Thinking about her retirement and my eventual separation from my place of employment has me feeling sentimental. My buddies at work have already relocated to North Texas so my days at work are much more subdued and quiet. I feel like my friends are gone and that makes for a lot less fun during the workday.
Yesterday, I opened my email and read that one of my colleagues and friends who worked on a huge diversity project with me over the past ten years passed away and her funeral would happen this morning. She will be laid to rest on Friday. I know she has been fighting cancer for years and had spent months at a stretch on medical leave, undergoing various treatments and somehow defying her doctors’ expectations and recovering each time. But I haven’t worked with her for several months and literally just discovered that she had passed away one week ago today.
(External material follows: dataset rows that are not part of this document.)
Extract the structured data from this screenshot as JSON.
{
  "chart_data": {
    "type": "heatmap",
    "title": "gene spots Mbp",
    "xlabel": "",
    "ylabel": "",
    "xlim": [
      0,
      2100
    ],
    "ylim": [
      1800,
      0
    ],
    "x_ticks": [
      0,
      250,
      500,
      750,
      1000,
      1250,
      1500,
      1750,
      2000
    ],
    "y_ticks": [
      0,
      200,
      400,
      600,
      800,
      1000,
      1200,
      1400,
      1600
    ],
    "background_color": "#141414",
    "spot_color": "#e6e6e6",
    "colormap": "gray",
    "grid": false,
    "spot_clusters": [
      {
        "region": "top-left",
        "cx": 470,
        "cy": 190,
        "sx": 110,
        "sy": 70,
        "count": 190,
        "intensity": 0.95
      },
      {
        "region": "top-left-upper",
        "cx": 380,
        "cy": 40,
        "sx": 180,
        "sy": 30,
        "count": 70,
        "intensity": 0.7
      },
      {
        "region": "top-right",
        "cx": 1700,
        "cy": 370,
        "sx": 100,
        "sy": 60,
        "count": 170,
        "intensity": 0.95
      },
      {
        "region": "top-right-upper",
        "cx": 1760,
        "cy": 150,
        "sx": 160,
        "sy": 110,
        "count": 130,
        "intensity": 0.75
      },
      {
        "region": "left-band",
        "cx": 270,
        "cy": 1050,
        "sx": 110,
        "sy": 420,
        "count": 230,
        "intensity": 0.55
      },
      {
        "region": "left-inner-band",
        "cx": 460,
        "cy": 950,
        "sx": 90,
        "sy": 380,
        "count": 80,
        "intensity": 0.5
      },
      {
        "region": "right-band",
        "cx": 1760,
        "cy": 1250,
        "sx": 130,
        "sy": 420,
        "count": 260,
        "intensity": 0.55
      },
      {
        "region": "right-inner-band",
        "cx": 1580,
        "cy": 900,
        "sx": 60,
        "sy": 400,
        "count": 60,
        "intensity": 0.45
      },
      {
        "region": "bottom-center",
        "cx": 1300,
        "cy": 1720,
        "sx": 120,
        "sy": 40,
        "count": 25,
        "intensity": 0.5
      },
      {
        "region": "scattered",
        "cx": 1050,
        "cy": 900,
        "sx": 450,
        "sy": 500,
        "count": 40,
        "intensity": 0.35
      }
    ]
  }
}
Death is a part of life, right? We are put on this earth to contribute somehow by living a full and productive life. Some of us teach, some of us work, and others of us take care of the planet and the planet inhabitants unselfishly and freely. But cancer. Why do some people have to fight against a disease like cancer to have the strength to teach, to work, and to give freely? It doesn’t seem fair that the people who seem the most generous and selfless have to fight against cancer. Why don’t more assholes and racists and bigots and misogynists and murderers and pedophiles get cancer? Why do the nicest people get hit with one of the cruelest diseases?
Cancer make no sense to me. Wikipedia says that Cancer is a group of diseases involving abnormal cell growth with the potential to invade or spread to other parts of the body. Not all tumors are cancerous; benign tumors do not spread to other parts of the body. Possible signs and symptoms include a lump, abnormal bleeding, prolonged cough, unexplained weight loss and a change in bowel movements. While these symptoms may indicate cancer, they may have other causes. Over 100 cancers affect humans. I think about all of the loved ones my family has lost to cancer. I think about my dear friends who are fighting against cancer right now, as I typed these words across my Kensington keyboard. The article goes on to say that 15% of deaths are caused by cancer. Cancer also increased the risk of anxiety and depression in patients who already have a propensity for it. I hate cancer.
The funeral was filled with choir songs, as my friend was an extremely talented singer who loved all kinds of music. The young priest talked about how even though we are mourning, today would be about the celebration of life and reconnecting with our faith, as my friend stood strong in her religious beliefs. Even though funerals suck the energy out of me, I think it was good for me to attend Mass today. I thanked God for my many blessings, I prayed for the health of my family and friends, and I sat still for over an hour. A few minutes of meditation did me good today, as the world is in turmoil around us. I sat still and remembered my friend and was reminded that cancer sucks, life is short, and we must Live Aloha all in, every day.